Stuart Williams will get yet another chance to prove that he can be an opener at the Test level when the West Indies take on India in the first Test on March 6. This is one of two peculiar decisions the selectors have made while picking the squad of 13. A total of 386 runs in 12 Tests in 1994 and 1995, with just one score above 50 is all that Williams has to show so far. Is a good showing with the 'A' team in Sri Lanka enough to earn recall at this stage of his career?
Williams' recall is rough on Robert Samuels who finds himself out in the cold after having made 78 and 35 not out in the fifth Test against Australia; he has been dropped at a stage when he just seemed to have got his early problems sorted out. A tour of Australia is not exactly the best place to make one's Test debut as an opener (though Roy Fredericks was one who did so successfully) and Samuels did not find it easy. But he showed grit in the final Test and seems to have been dropped just when he could have, along with Campbell, provided a solution to the biggest problem which the West Indies have faced since losing first Greenidge and then Haynes -- finding an opening pair who can stay together for a reasonable period and give the team some kind of foundation.
The other peculiar decision is the retention of Roland Holder in the squad. The Barbados captain has been more or less a fixture in the side since 1993. But he has yet to play a Test. And he has yet to make a hundred in a first class fixture while on tour with the team. He has played 30 one-day internationals and scored 540 runs at an average of 25.71, hardly statistics to set the Thames on fire. The West Indies preferred to fly in Phil Simmons and make him 12th man for the fourth Test in Adelaide in January this year rather than play Holder. Why is he still there? Are there no batsmen in the Caribbean?
The decision to jettison Browne, Thompson and Griffith is logical. In fact, Murray should have been doing duty behind the stumps without a break. Injuries have sidelined Benjamin, Cuffy and McLean and so Franklyn Rose gets a look in after coming back following an early retirement! The West Indies are desperate to find some good pacemen to provide the backup to Ambrose and Walsh; Bishop will have to slowly start playing the main role as the other two are not expected to remain around too much longer. As far as backup goes, only Benjamin has shown any consistency.
Spin has never been seriously considered by the West Indies since 1976. The man who decided on utilising a four-pace attack is now manager. But with the pace conveyor belt seemingly empty, spinners will have to play some kind of a role in the future. It remains to be seen whether leg-spinner Rawl Lewis will play or whether the traditional four-pacemen attack will continue, with Adams, Chanderpaul and Hooper expected to provide the spin component. Another leg-spinner, Rajinder Dhanraj, played in one of the two Tests against New Zealand in the Caribbean last year but was not included in the squad to Australia where he could well have cemented a place in the side.
There are worries on the batting front too with Adams being in poor form for quite some time apart from one knock of 78 in the third Test against Australia. He had a chance to play a long innings in the tour match against India but did not avail of it. He seems like a shadow of the man who scored so heavily on the tour of India in 1994. The only reassuring fact is that he did do well against New Zealand at home last year despite having a bad World Cup.

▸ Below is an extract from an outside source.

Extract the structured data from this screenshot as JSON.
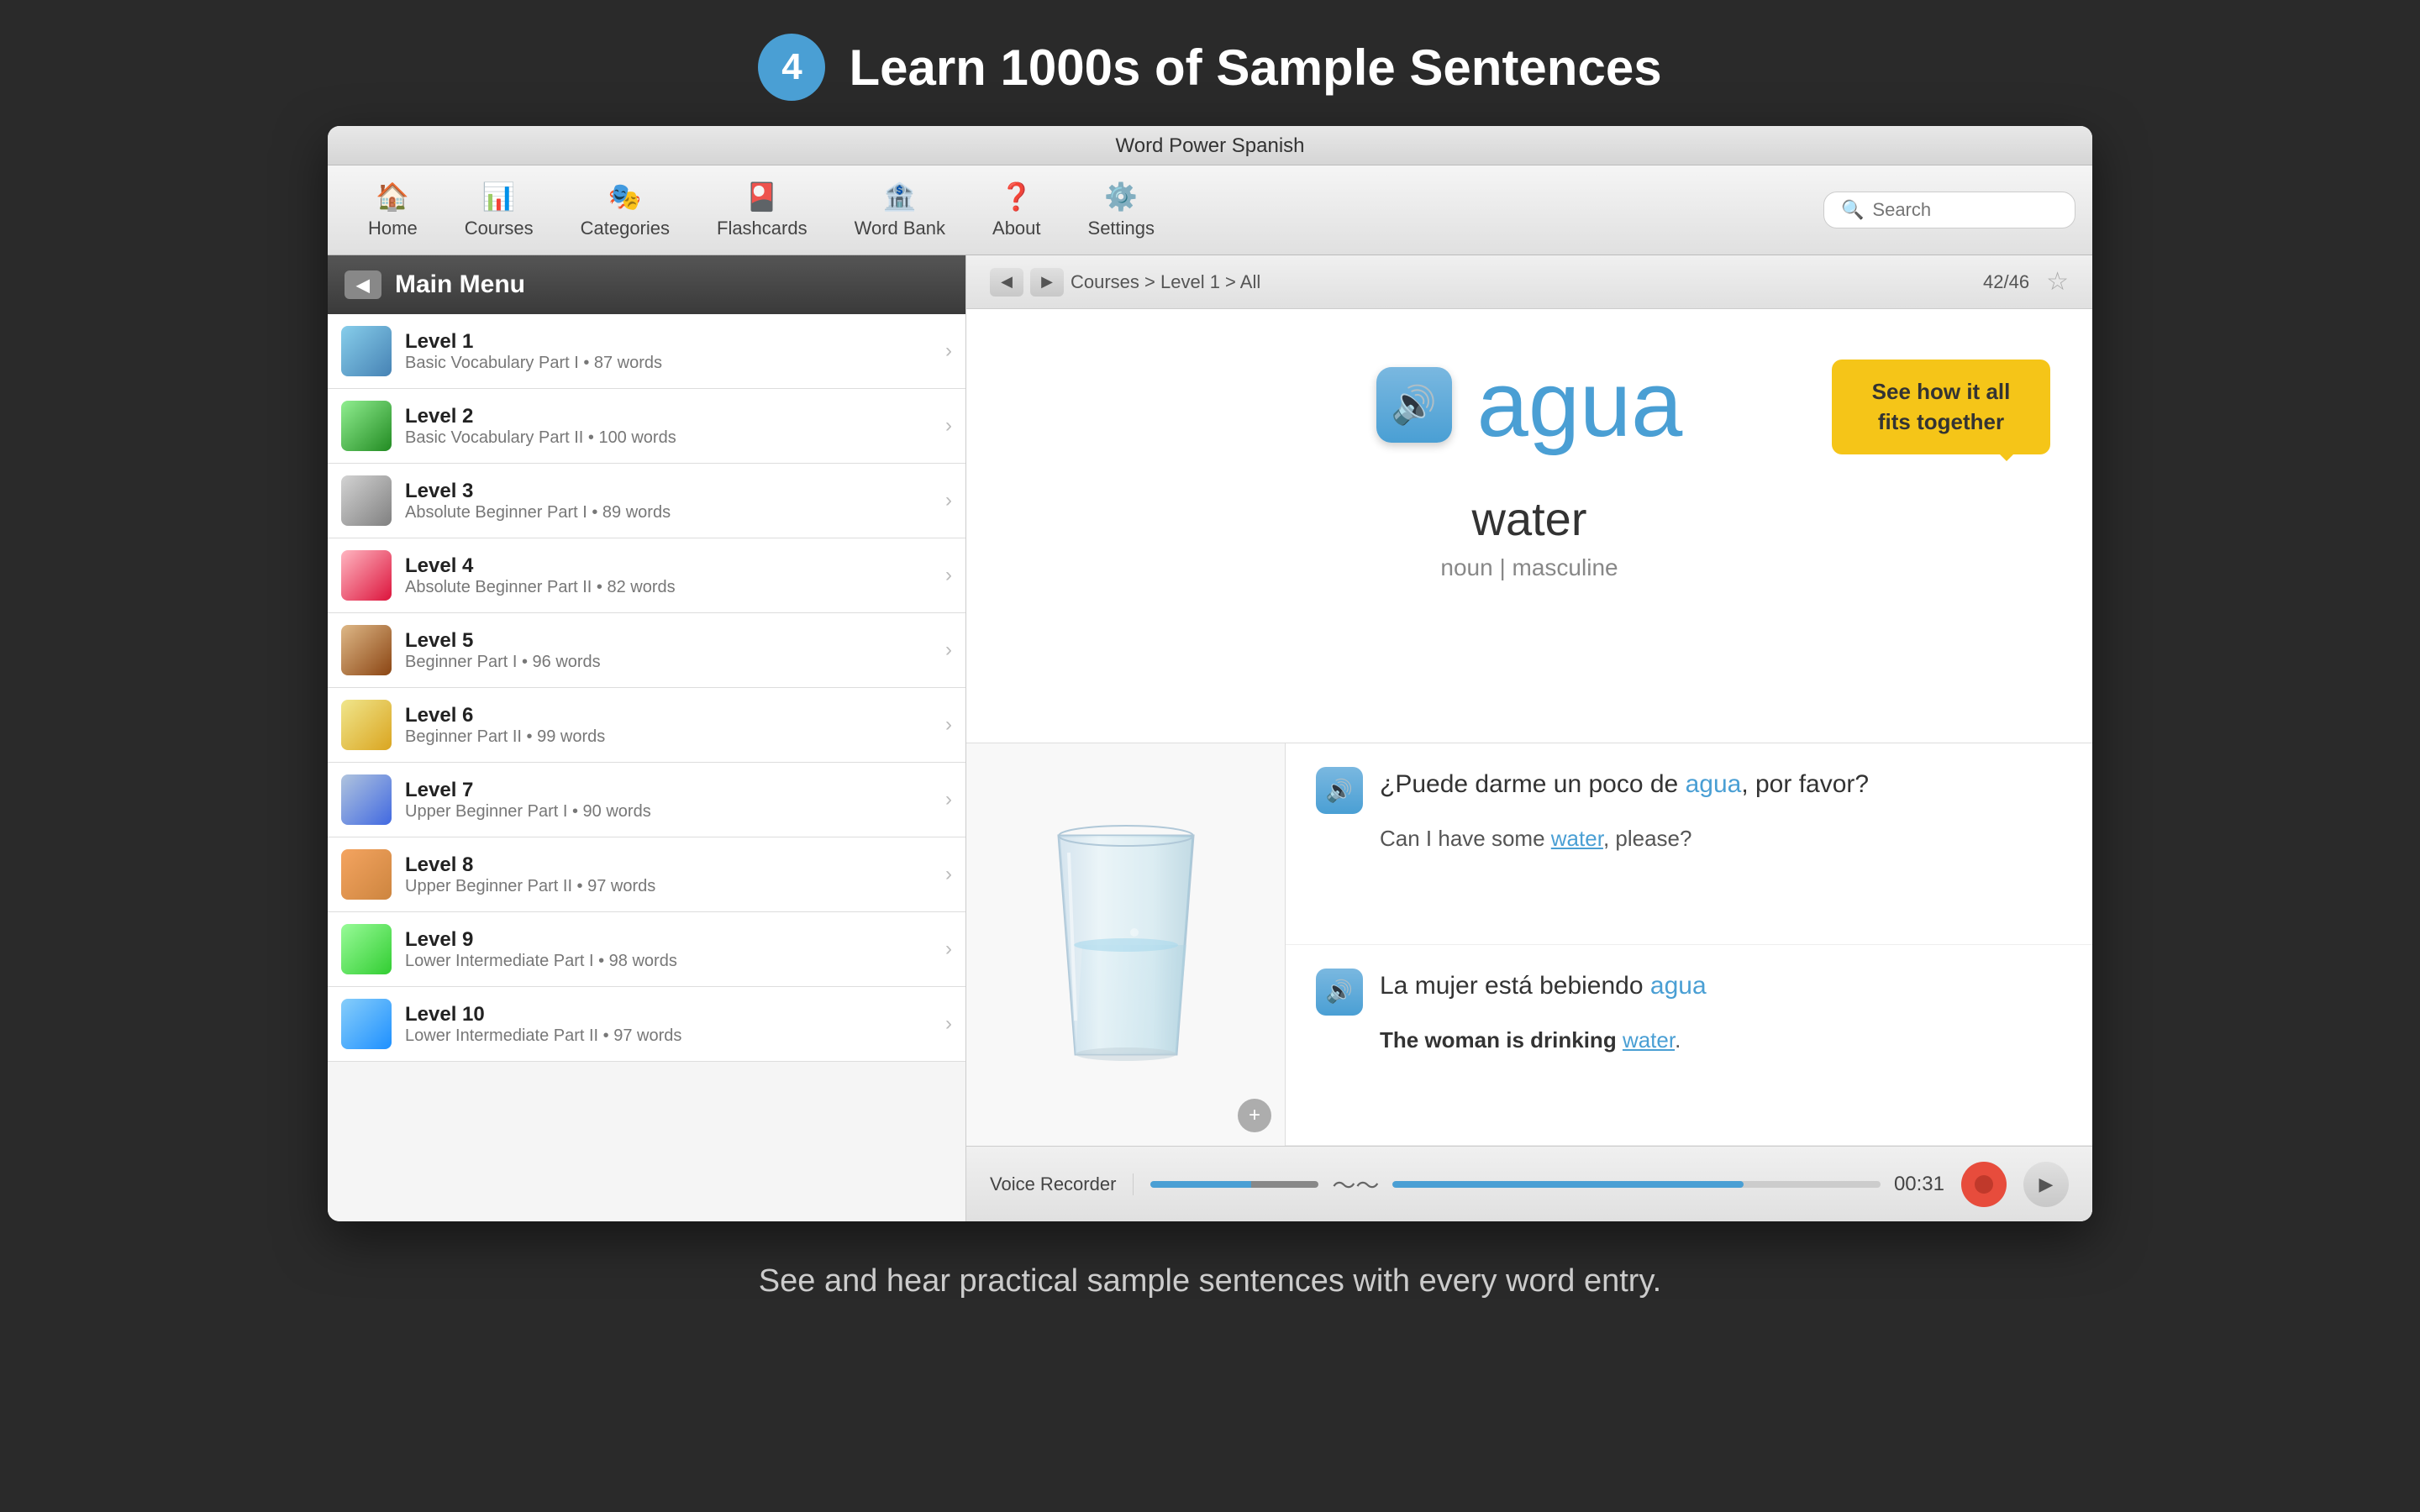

The West Indies need a convincing victory to prove that they have regrouped after the trauma of 1996. They were up and down in Australia and did little to convince observers that the problems they had last year have been fully sorted out. Lloyd and Marshall know that victory is the only way that the team can regain its ability to function as a coherent unit. And they will be hoping that this series will, at last, prove some kind of a turning point.